I do think though that the vocabulary of chaos theory, red-blue shifts
etc sounds as mannered to me as that of a nature poet, just a different
manner: knowing a vocabulary does not necessarily equate to possessing
knowledge, and anyway why do these so-called facts of contemporary life
invalidate any myth or fiction we may have made in the past, or may
make in the present? The whole of time is our territory, not just the
pin-point of the present.
On another tack, I do think proposing limitations and rules is for the
authoritarian among us, and our propensity to obey rules makes these
rules seem inevitable and natural. This rather avoids the issue of any
ideological structure beneath the rules, as I think your statement does
by suggesting we can do this or can’t do that. The fact is we can do
what the fuck we want as writers, and it can be effective or ineffective,
and this may have nothing to do with ideas of essence or necessity,
which are themselves myths. By which I mean: you may propose one myth,
one construct, but I may propose a different one, and we are both ‘right’.

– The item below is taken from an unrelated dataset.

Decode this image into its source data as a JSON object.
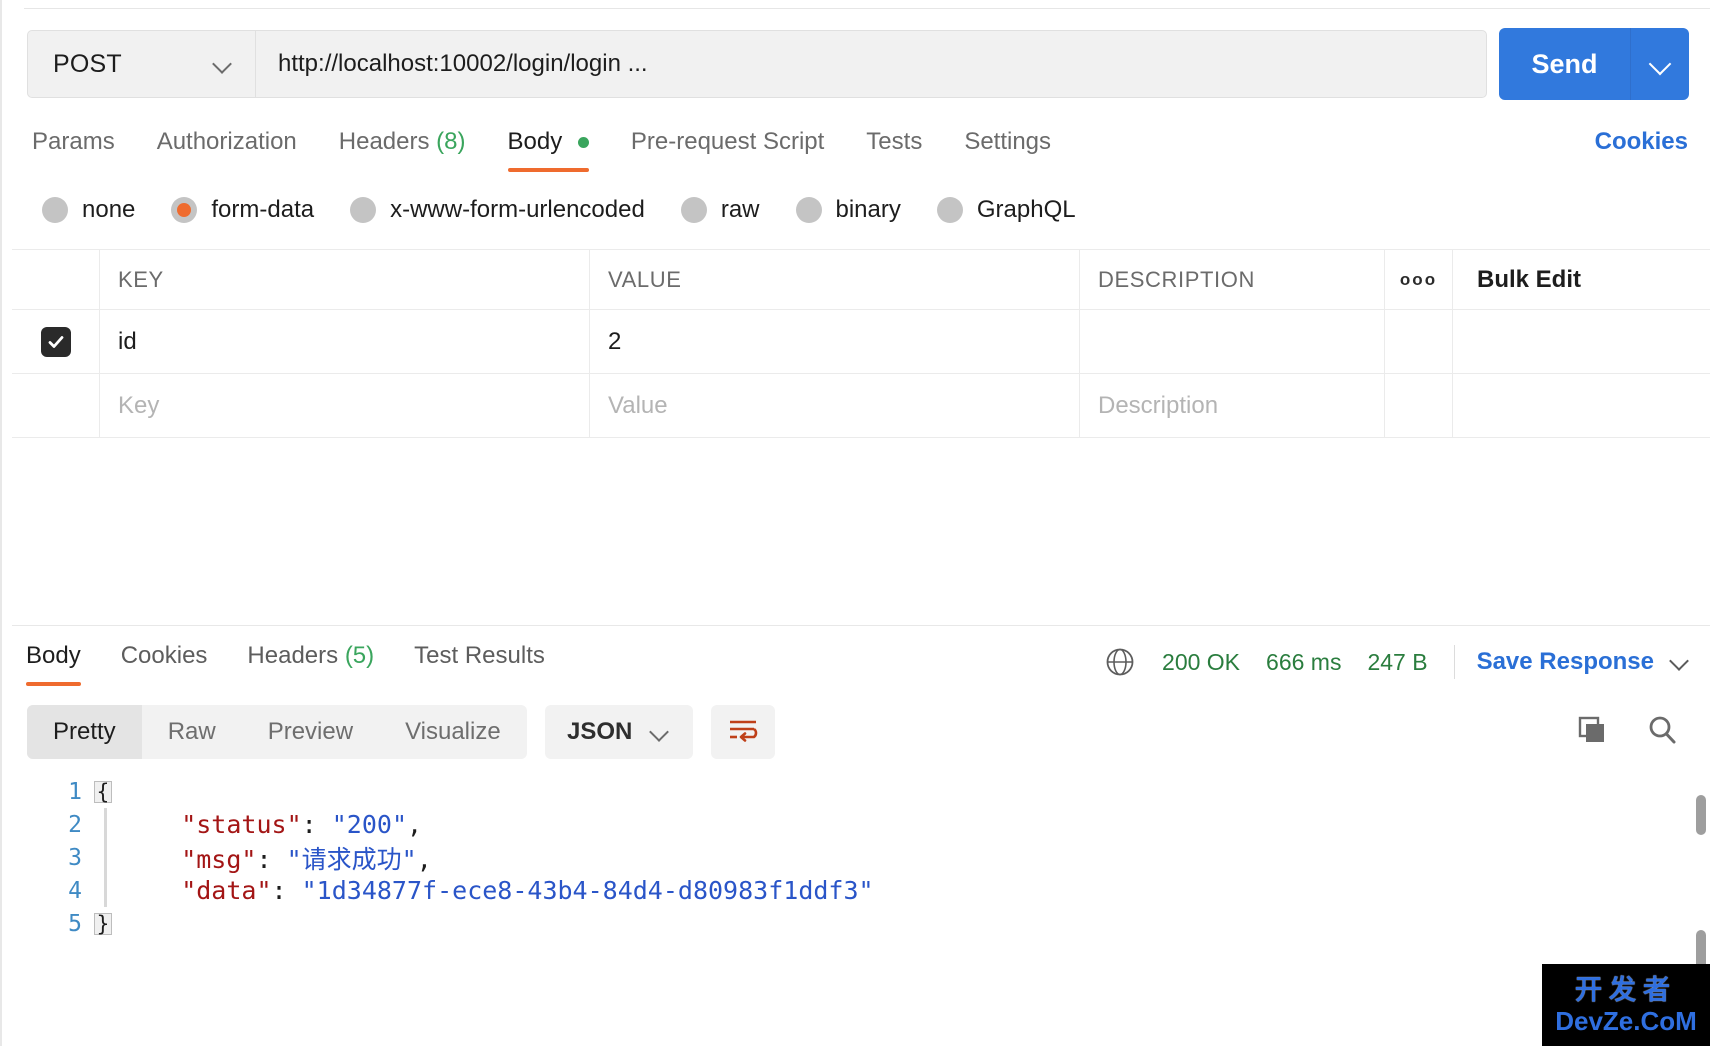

As for whether poetry itself is a clear means of reaching a large number
of people, I think the same principle applies: sometimes it is, sometimes
it is not. I would say that poetry’s failure, by and large, to achieve
a mass audience in the manner of, say, music, does not define whether
or not it is effective. To resort to quantitative yardsticks to judge
poetry negatively seems to me rather conventional and conservative in
itself, and I’d say your depressed materialism is a rather backward-looking
place to be right here and now, in that any ‘better’ future, whatever
vocabulary or method we use to describe it, must first be imagined or
supposed, must first be fiction, before it can become fact.